To date, tariff threats have been made against Canada and Mexico because Trump wants these countries to tighten up border security, and the EU, where Trump wants the region to buy more US oil. But China was always the pre-election focus for tariffs, as the 60% figure quoted was clearly much higher than anything mentioned for other countries. It is surely only a matter of time before Trump reignites these tariff threats against China, and at that point, Steven Barrow might expect the US dollar to surge again, if only against the renminbi. So how far could the US dollar go?
“We still feel that 8.0 against the Renminbi is very achievable. That’s based in part on how the renminbi weakened against the dollar when far-less punitive US tariffs were introduced in 2018. For the euro, a slide to and through parity would seem to beckon. We target 0.95 over the next few months, particularly if Trump’s tariff bite turns out to be as bad, or worse, than his pre-election bark”, said Steven Barrow.
As for sterling, the Standard Bank adjusted its forecasts for sterling/US dollar down at the end of last year, pushing its three-month forecast down from 1.22 to 1.16 at a time when sterling was in the mid-1.20s.
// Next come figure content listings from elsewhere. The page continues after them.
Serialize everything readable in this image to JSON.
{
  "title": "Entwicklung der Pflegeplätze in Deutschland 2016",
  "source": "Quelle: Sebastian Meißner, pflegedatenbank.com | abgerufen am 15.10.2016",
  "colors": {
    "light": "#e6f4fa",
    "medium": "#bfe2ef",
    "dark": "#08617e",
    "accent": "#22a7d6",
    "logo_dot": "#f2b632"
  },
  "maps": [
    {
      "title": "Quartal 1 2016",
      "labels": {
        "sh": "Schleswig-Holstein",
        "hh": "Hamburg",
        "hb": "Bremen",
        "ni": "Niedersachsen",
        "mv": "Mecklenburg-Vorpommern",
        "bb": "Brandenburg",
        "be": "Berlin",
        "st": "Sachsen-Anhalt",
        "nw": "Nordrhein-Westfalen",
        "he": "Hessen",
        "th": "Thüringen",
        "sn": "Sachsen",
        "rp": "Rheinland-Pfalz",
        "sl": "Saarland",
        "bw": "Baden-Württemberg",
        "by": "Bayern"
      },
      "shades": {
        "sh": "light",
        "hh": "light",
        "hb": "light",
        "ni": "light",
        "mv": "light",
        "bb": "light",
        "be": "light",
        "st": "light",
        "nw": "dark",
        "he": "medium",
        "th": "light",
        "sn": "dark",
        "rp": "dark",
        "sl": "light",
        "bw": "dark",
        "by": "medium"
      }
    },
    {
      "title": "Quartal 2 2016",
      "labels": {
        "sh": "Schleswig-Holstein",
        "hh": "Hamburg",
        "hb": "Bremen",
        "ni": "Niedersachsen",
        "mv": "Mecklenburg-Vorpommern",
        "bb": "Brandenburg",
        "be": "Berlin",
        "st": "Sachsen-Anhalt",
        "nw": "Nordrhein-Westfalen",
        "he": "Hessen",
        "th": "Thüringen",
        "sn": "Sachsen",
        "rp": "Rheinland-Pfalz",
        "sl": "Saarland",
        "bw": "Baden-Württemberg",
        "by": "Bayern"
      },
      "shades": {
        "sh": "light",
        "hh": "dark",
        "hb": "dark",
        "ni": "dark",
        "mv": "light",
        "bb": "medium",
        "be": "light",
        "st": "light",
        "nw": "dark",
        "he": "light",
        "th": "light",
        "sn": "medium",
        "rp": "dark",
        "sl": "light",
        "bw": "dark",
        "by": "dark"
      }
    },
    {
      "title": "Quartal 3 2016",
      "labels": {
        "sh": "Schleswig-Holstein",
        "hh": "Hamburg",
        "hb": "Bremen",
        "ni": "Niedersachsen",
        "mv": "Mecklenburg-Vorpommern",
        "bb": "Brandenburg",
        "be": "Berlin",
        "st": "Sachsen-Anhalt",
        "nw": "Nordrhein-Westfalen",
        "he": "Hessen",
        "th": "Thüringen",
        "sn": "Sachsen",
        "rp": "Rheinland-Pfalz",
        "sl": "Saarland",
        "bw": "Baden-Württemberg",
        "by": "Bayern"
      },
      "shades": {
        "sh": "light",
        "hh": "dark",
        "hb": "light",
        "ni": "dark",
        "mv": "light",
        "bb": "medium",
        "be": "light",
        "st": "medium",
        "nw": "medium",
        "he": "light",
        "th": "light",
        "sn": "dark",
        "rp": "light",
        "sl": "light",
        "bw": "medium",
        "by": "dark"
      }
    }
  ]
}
That might have seemed an aggressive call at the time to predict a decline of 10 cents in the pound over a three month period but, given how the pound has traded in the past week it looks a bit more reasonable. Importantly, this slide has not just been a function of dollar strength but also sterling weakness.
In Steven Barrow’s view that’s not because anything has gone particularly wrong in the UK but, instead, down to the fact that the rise in treasury yields – and concomitant rise in gilt yields – exposes both the tightness of budget calculations in the UK and the dependence of the UK on foreign inflows into the gilt market (overseas investors hold around 30% of the gilt market). Of course, that’s similar to the foreign holdings of treasuries but what we are seeing here is that, while the US and UK are vulnerable to foreign capital flight given their twin deficits, the UK suffers disproportionately.
In short, the UK suffers for the US’s budgetary foibles, and hence a part of the pound’s weakness is really out of the UK government’s control. That part that it can control, or at least influence—the budget—is coming under increased scrutiny, and there is undoubtedly the risk that a vicious circle develops here in which the government is forced into more budgetary consolidation to appease investors that merely serves to undermine growth and ultimately weighs on foreign confidence even more. However, it is not a trap that Steven Barrow thinks will ensnare the pound, and he does see a recovery to 1.30-plus over the next year, or so.